From Build a Solo Practice:
I have to say I loved this e-mail from a soon-to-be newly minted attorney. He exemplifies intelligence, common sense, stick-to-it-tiveness and just plain chutzpah in a profession that marginalizes those soon-to-be-lawyers who don’t want to get on the same train as everyone else. He has asked me to keep his name private but I’m reprinting his e-mail with his full permission.
“In a way, I am a typical graduate. I am a 26 year-old white male from middle-class suburbia with a six figure debt. At the same time, I am very atypical because I graduated at the very bottom (like bottom 15%) of my class. I always knew I wanted to work for myself and I would never want the type of job that required top 10% grades, law review, journal, moot court, etc.. Consequently, I never pushed myself to get those things. Instead I pushed myself to get experience and become self-sufficient.

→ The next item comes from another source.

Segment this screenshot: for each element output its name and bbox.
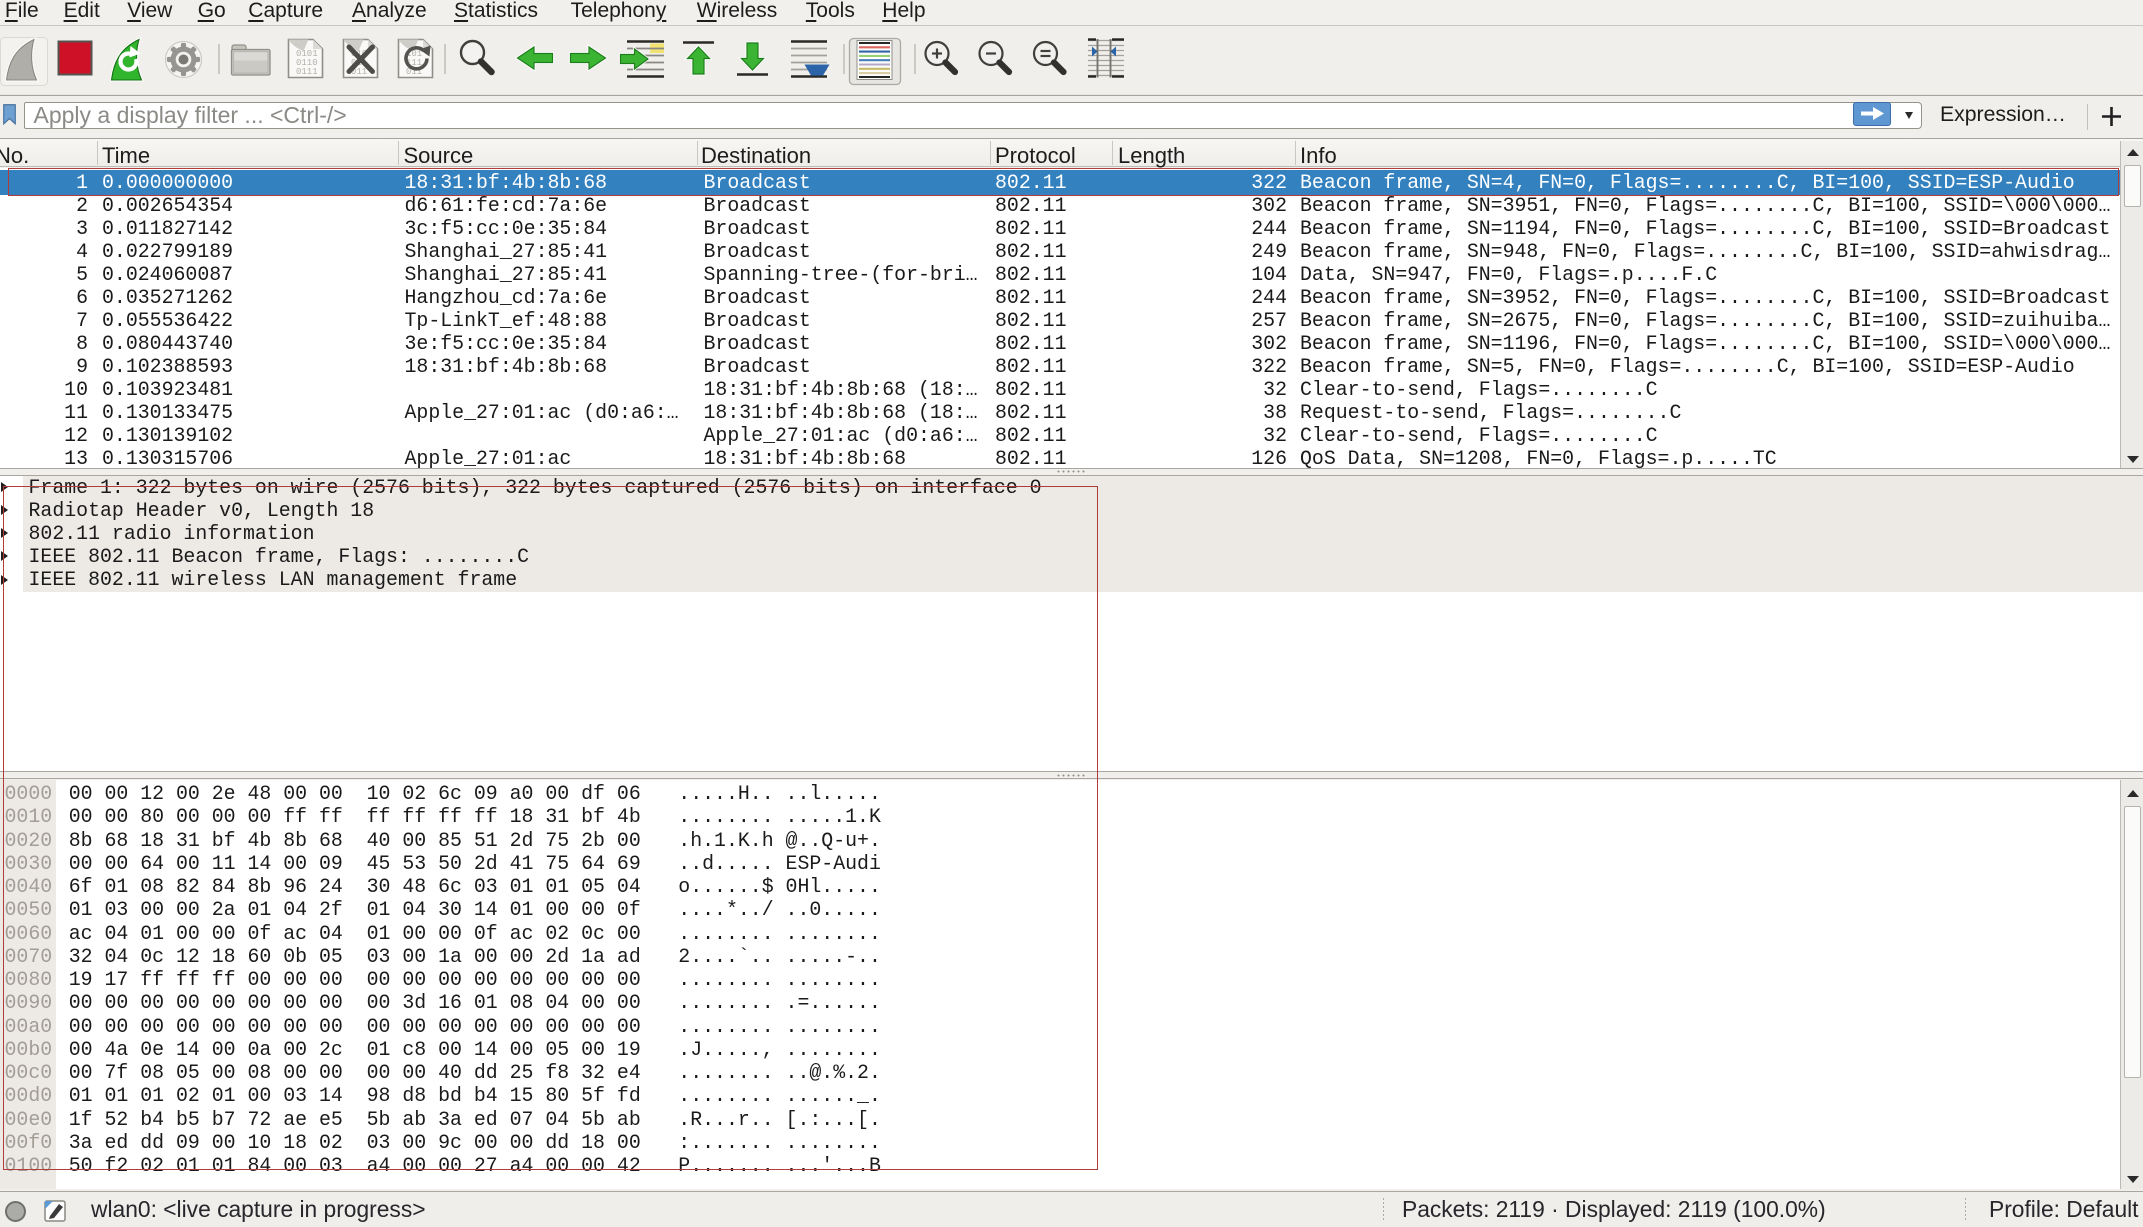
svg-text:0111: 0111 [296, 67, 318, 77]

One of the biggest lies they tell in law school is that you need the status marks above to achieve anything worthwhile in law. Well, I clerked a summer at a Court of Appeals in D.C. and then clerked for an entire year for the senior judge of the largest circuit court in Missouri.
My point is that even though I was at the very bottom of my class, no one else in my graduating class had a combination of such “prestigious” jobs on their resume from their time in law school. And I did not get those jobs by doing what everyone at law school will tell you have to to get them. I got those jobs by networking and hustling to get an introduction, interview, contact, or whatever. I was persistent, and when my one chance came I got those jobs with my personality and making people believe in me.
Actually, when I went in for my interview with the judge, I recognized the person who walked out before I went in as one of the Top 10%, Law Review people from school. At that moment I knew I was golden because in addition to their stats on paper they had the sense of entitlement and know-it-all-ness to match. Sure enough, when the interview started, the first thing the judge did was set my resume aside and we just started talking. A year and a half later that judge will be at my wedding.”
I’ve had other e-mail correspondence with this charming young man and what strikes me most is he recognized even before he went to law school that he wanted to be his own boss. As such, he understood the coveted brass rings in law school were not a good use of his time. Others may argue you never know where you are headed and every notch in your belt can only help. But in my experience when someone is truly committed to being their own boss right out of the chute, they want real hands on experience in the world in which they will be functioning and it is a calculated decision how they are going to best utilize their precious resources.
This gentleman understood he needed to ‘hustle,’ network, get in the game early on. And he suceeded admirably. Had he been counseled in an entrance interview on the path he wanted to take, going solo, would he have been given the same advice? If he had told the CCSO he didn’t care about his ranking in law school because it was irrelevant to his goals would they have helped him get the positions he did? I think not. No, he got them himself against the odds. And it is an interesting commentary on the judges, as well. It makes you wonder what they are really looking for in their interns.
He says he got those jobs by ‘making people believe in him.’ I venture to say that his belief in himself and his abilities and his committment to the task at hand was what persuaded the judge to hire him over the student who ‘looked good’ on paper.
Everyone in law school does not share the same need or ambition as the next. And as one of my students said, “doesn’t law school have an obligation to address the needs of ‘all’ their students, not just the top 10%?” Well, we all know where I stand on this issue.
And if all goes according to schedule, as soon as his wedding bells ring and he is sworn in, he will be introduced in “Passed The Bar - Hung A Shingle.”